MyWritable j = new MyWritable();
j.initWithData(some_other_data); // (1)
j.readFields(byte_stream);
assert i.equals(j);
Note that the assert should be true whether or not (1) is present,
i.e. a
call to readFields should be deterministic and without hysteresis
(it should
make no difference whether the Writable is newly created or if it
formally
held some other state). readFields must also consume the entire
record, so
for example, if write outputs three integers, readFields must
consume three
integers. Variable-sized Writables are common, but any optional/
variably
sized fields must be encoded to satisfy the preceding.
So if your MyBigWritable record held two ints (integerA, integerB)
and a
MyWritable (my_writable), its write method might look like:
out.writeInt(integerA);
out.writeInt(integerB);
my_writable.write(out);
and readFields would restore:
integerA = in.readInt(in);
integerB = in.readInt(in);
my_writable.readFields(in);
There are many examples in the source of simple, compound, and
variably-sized Writables.
Your RecordReader is responsible for providing a key and value to
your map.
Most generic formats rely on Writables or another mode of
serialization to
write and restore objects to/from structured byte sequences, but less
generic InputFormats will create Writables from byte streams.
TextInputFormat, for example, will create Text objects from CR-
delimited
files, though Text objects are not, themselves, encoded in the
file.

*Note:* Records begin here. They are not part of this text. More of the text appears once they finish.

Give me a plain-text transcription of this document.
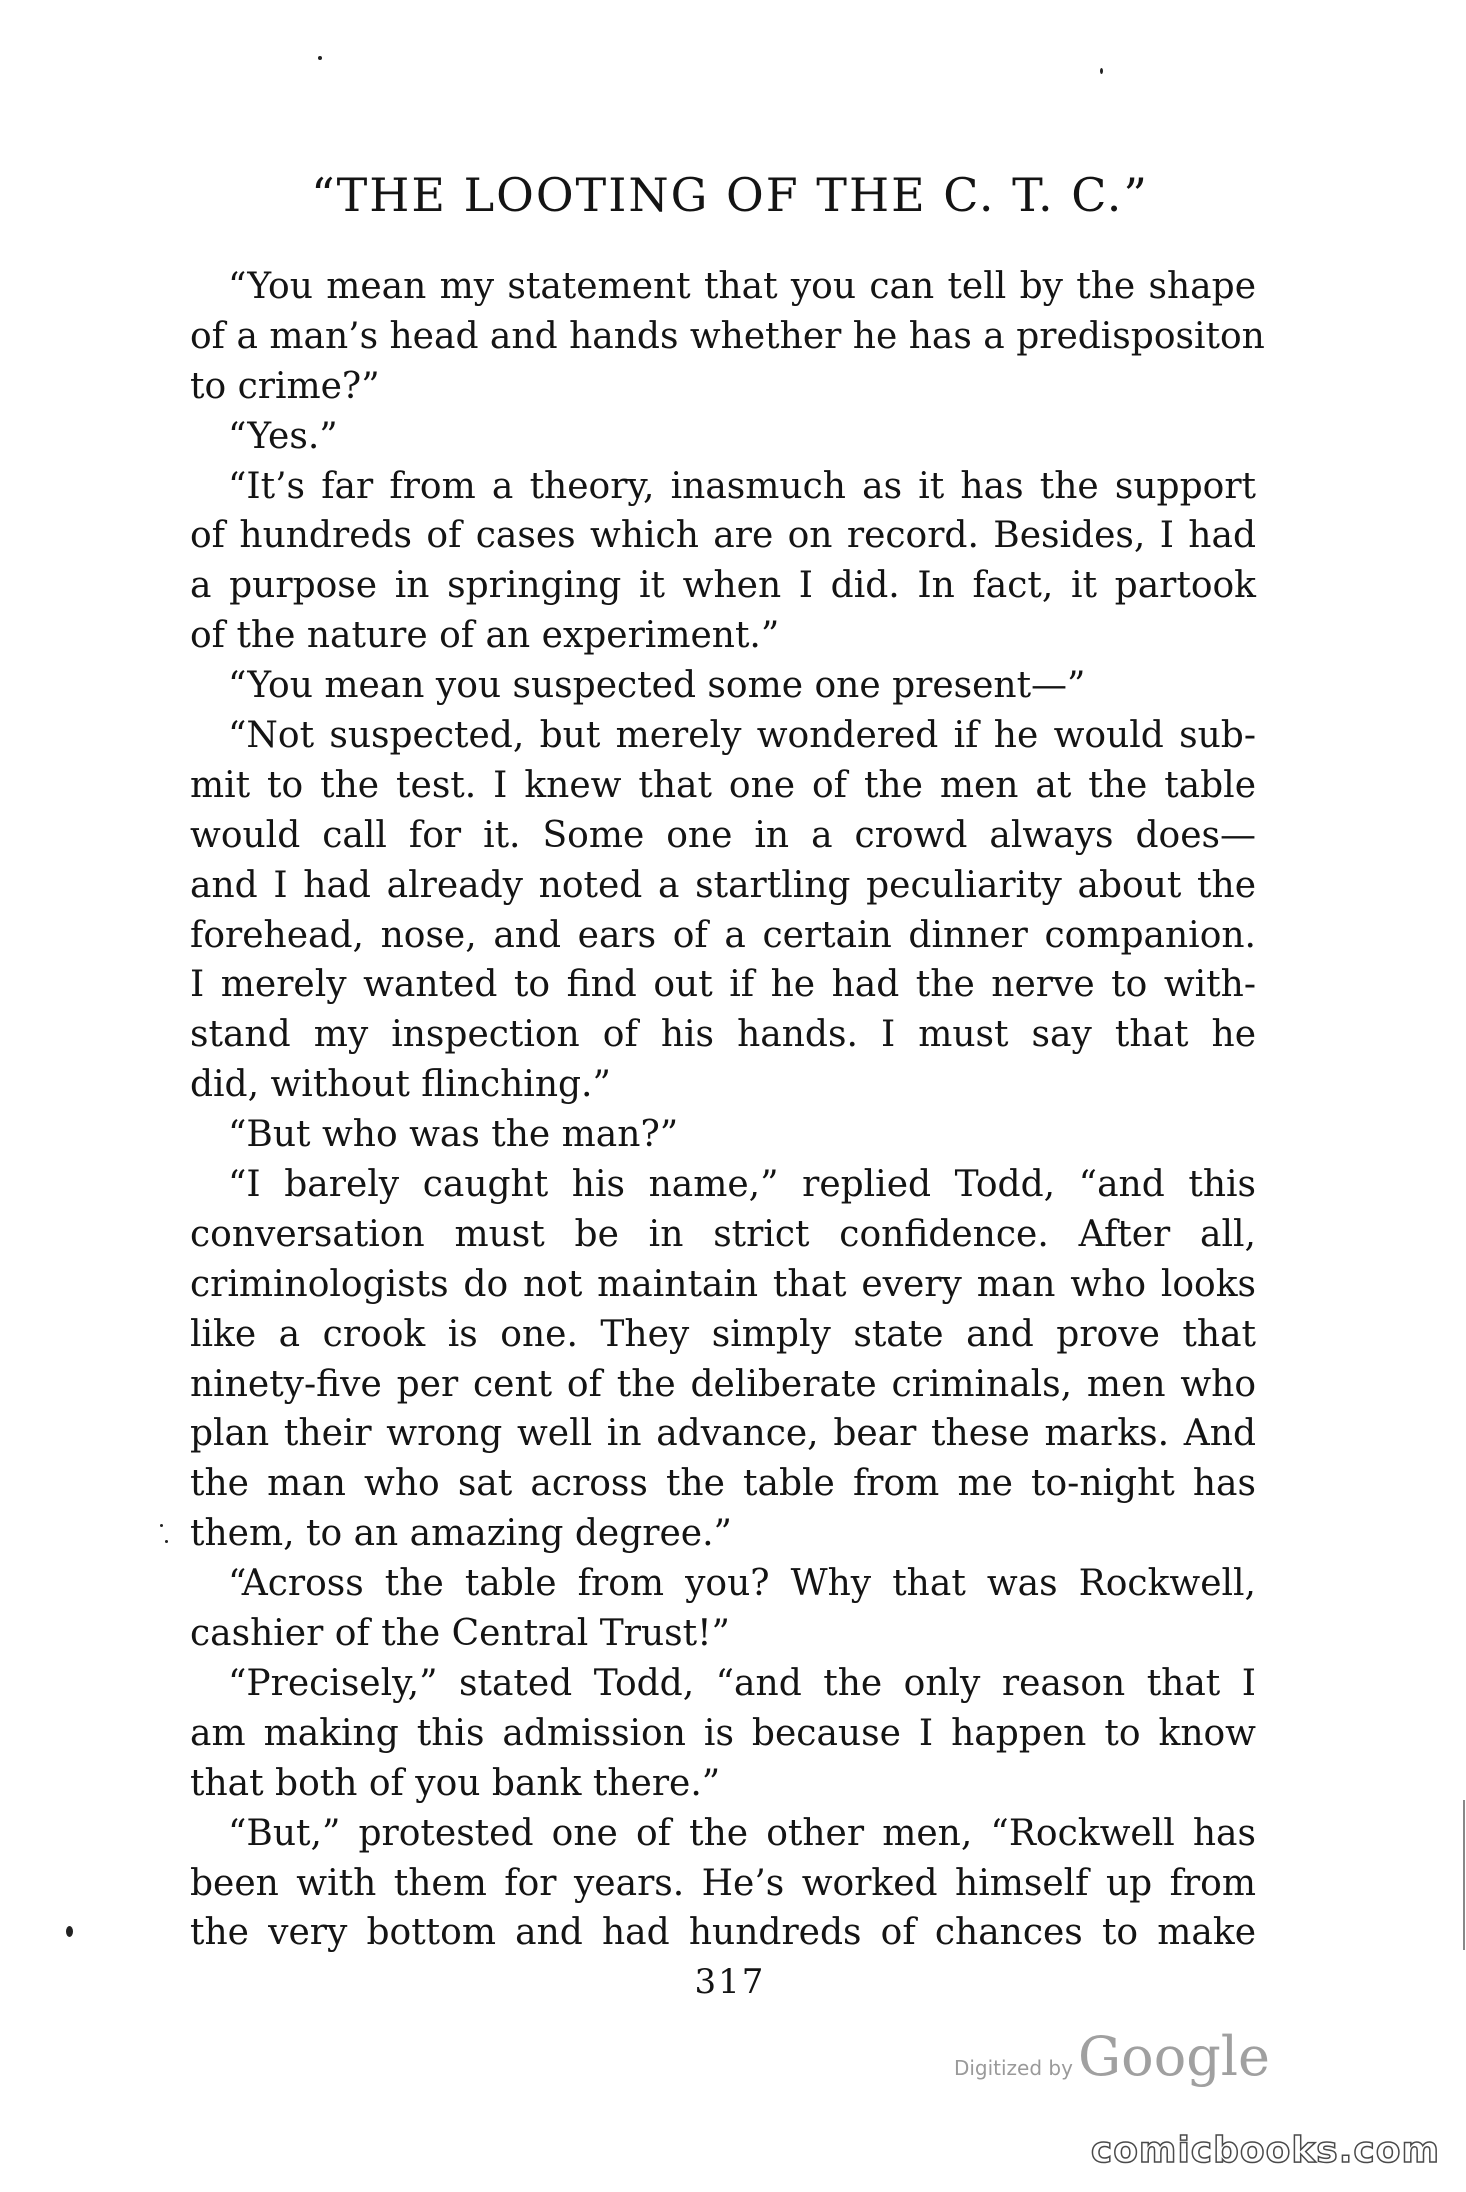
“THE LOOTING OF THE C. T. C.”
“You mean my statement that you can tell by the shape
of a man’s head and hands whether he has a predispositon
to crime?”
“Yes.”
“It’s far from a theory, inasmuch as it has the support
of hundreds of cases which are on record. Besides, I had
a purpose in springing it when I did. In fact, it partook
of the nature of an experiment.”
“You mean you suspected some one present—”
“Not suspected, but merely wondered if he would sub-
mit to the test. I knew that one of the men at the table
would call for it. Some one in a crowd always does—
and I had already noted a startling peculiarity about the
forehead, nose, and ears of a certain dinner companion.
I merely wanted to find out if he had the nerve to with-
stand my inspection of his hands. I must say that he
did, without flinching.”
“But who was the man?”
“I barely caught his name,” replied Todd, “and this
conversation must be in strict confidence. After all,
criminologists do not maintain that every man who looks
like a crook is one. They simply state and prove that
ninety-five per cent of the deliberate criminals, men who
plan their wrong well in advance, bear these marks. And
the man who sat across the table from me to-night has
them, to an amazing degree.”
“Across the table from you? Why that was Rockwell,
cashier of the Central Trust!”
“Precisely,” stated Todd, “and the only reason that I
am making this admission is because I happen to know
that both of you bank there.”
“But,” protested one of the other men, “Rockwell has
been with them for years. He’s worked himself up from
the very bottom and had hundreds of chances to make
317
Digitized by Google
comicbooks.com
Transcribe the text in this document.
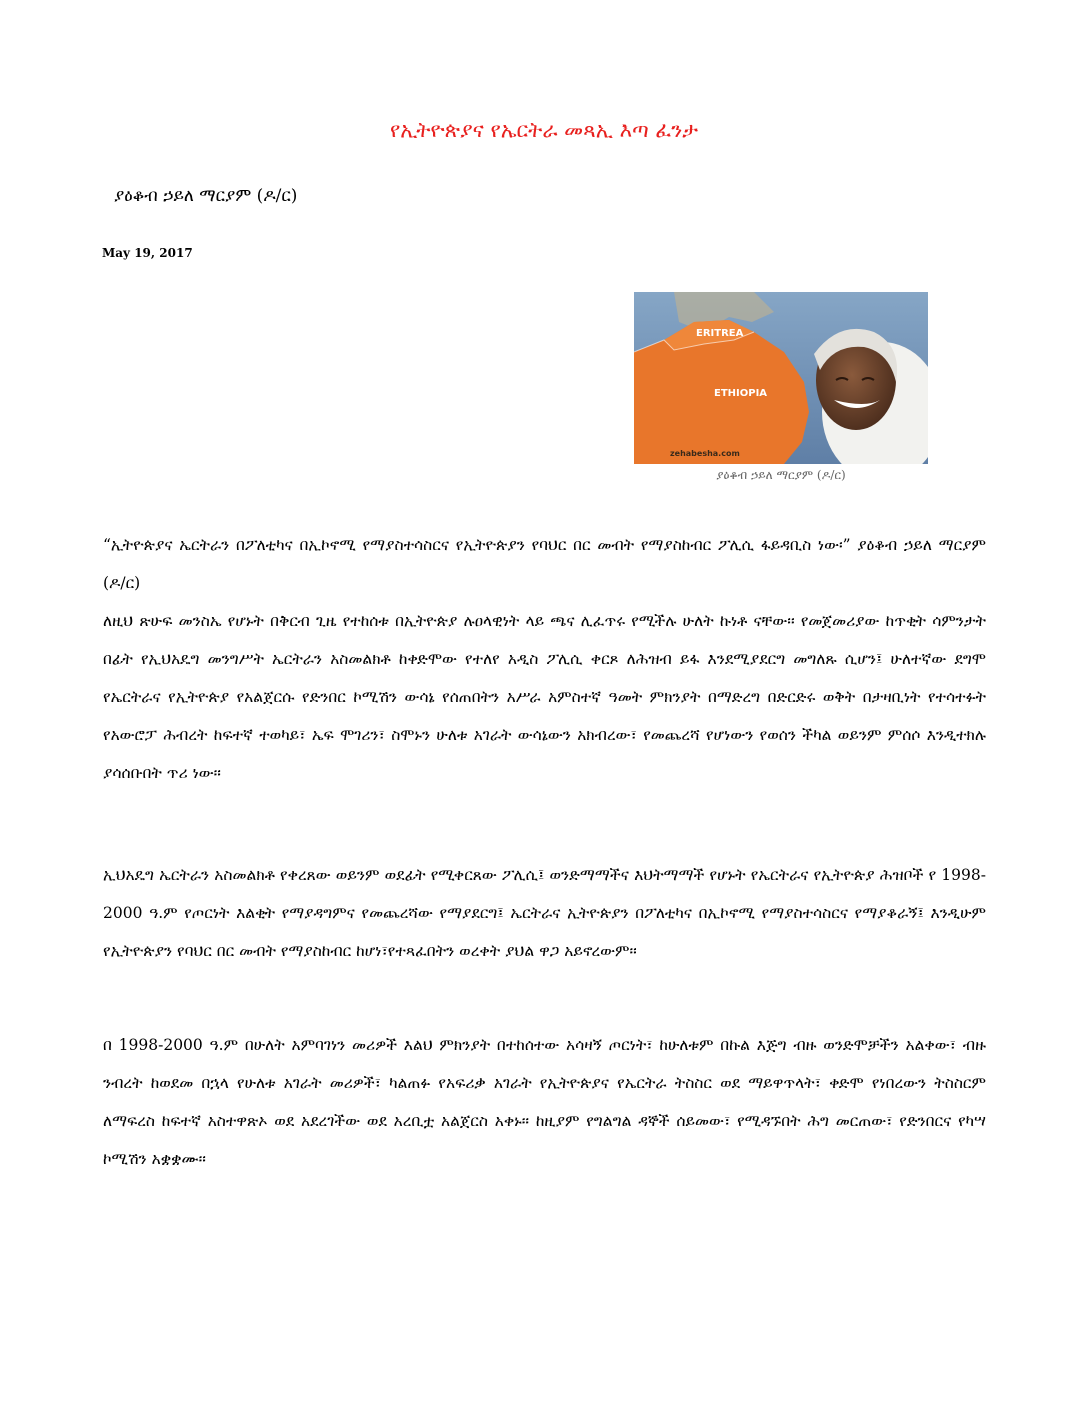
የኢትዮጵያና የኤርትራ መጻኢ እጣ ፈንታ

ያዕቆብ ኃይለ ማርያም (ዶ/ር)

May 19, 2017

ERITREA
ETHIOPIA
zehabesha.com

ያዕቆብ ኃይለ ማርያም (ዶ/ር)

“ኢትዮጵያና ኤርትራን በፖለቲካና በኢኮኖሚ የማያስተሳስርና የኢትዮጵያን የባህር በር መብት የማያስከብር ፖሊሲ ፋይዳቢስ ነው፡” ያዕቆብ ኃይለ ማርያም (ዶ/ር)
ለዚህ ጽሁፍ መንስኤ የሆኑት በቅርብ ጊዜ የተከሰቱ በኢትዮጵያ ሉዐላዊነት ላይ ጫና ሊፈጥሩ የሚችሉ ሁለት ኩነቶ ናቸው፡፡ የመጀመሪያው ከጥቂት ሳምንታት በፊት የኢህአዴግ መንግሥት ኤርትራን አስመልክቶ ከቀድሞው የተለየ አዲስ ፖሊሲ ቀርጾ ለሕዝብ ይፋ እንደሚያደርግ መግለጹ ሲሆን፤ ሁለተኛው ደግሞ የኤርትራና የኢትዮጵያ የአልጀርሱ የድንበር ኮሚሽን ውሳኔ የሰጠበትን አሥራ አምስተኛ ዓመት ምክንያት በማድረግ በድርድሩ ወቅት በታዛቢነት የተሳተፉት የአውሮፓ ሕብረት ከፍተኛ ተወካይ፣ ኤፍ ሞገሪን፣ ስሞኑን ሁለቱ አገራት ውሳኔውን አክብረው፣ የመጨረሻ የሆነውን የወሰን ችካል ወይንም ምሰሶ እንዲተክሉ ያሳሰቡበት ጥሪ ነው፡፡

ኢህአዴግ ኤርትራን አስመልክቶ የቀረጸው ወይንም ወደፊት የሚቀርጸው ፖሊሲ፤ ወንድማማችና እህትማማች የሆኑት የኤርትራና የኢትዮጵያ ሕዝቦች የ 1998-2000 ዓ.ም የጦርነት እልቂት የማያዳግምና የመጨረሻው የማያደርግ፤ ኤርትራና ኢትዮጵያን በፖለቲካና በኢኮኖሚ የማያስተሳስርና የማያቆራኝ፤ እንዲሁም የኢትዮጵያን የባህር በር መብት የማያስከብር ከሆነ፣የተጻፈበትን ወረቀት ያህል ዋጋ አይኖረውም፡፡

በ 1998-2000 ዓ.ም በሁለት አምባገነን መሪዎች እልህ ምክንያት በተከሰተው አሳዛኝ ጦርነት፣ ከሁለቱም በኩል እጅግ ብዙ ወንድሞቻችን አልቀው፣ ብዙ ንብረት ከወደመ በኋላ የሁለቱ አገራት መሪዎች፣ ካልጠፉ የአፍሪቃ አገራት የኢትዮጵያና የኤርትራ ትስስር ወደ ማይዋጥላት፣ ቀድሞ የነበረውን ትስስርም ለማፍረስ ከፍተኛ አስተዋጽኦ ወደ አደረገችው ወደ አረቢቷ አልጀርስ አቀኑ፡፡ ከዚያም የግልግል ዳኞች ሰይመው፣ የሚዳኙበት ሕግ መርጠው፣ የድንበርና የካሣ ኮሚሽን አቋቋሙ፡፡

In
constrast, a SequenceFile storing the same data will encode the
Text object
(using its write method) and will restore that object as encoded.
The critical difference is that the framework needs to convert your
record
to a byte stream at various points- hence the Writable interface-
while you
may be more particular about the format from which you consume and
the
format to which you need your output to conform. Note that you can
elect to
use a different serialization framework if you prefer.
If your data structure will be used as a key (implementing
WritableComparable), it's strongly recommended that you implement a
RawComparator, which can compare the serialized bytes directly
without
deserializing both arguments. -C
On Jul 14, 2008, at 3:39 PM, Kylie McCormick wrote:
Hi There!
I'm currently working on code for my own Writable object (called
ServiceWritable) and I've been working off LongWritable for this
one. I
was
wondering, however, about the following two functions:
public void readFields(java.io.DataInput in)
and
public void write(java.io.DataOutput out)
I have my own RecordReader object to read in the complex type
Service, and
I
also have my own Writer object to write my complex type ResultSet
for
output. In LongWritable, the code is very simple:
value = in.readLong()
and
out.writeLong(value);
Since I am dealing with more complex objects, the ObjectWritable
won't
help
me. I'm a little confused with the interaction here between my
RecordReader,
and Writer objects--because there does not seem to be any
directly. Can
someone help me out here?
Thanks,
Kylie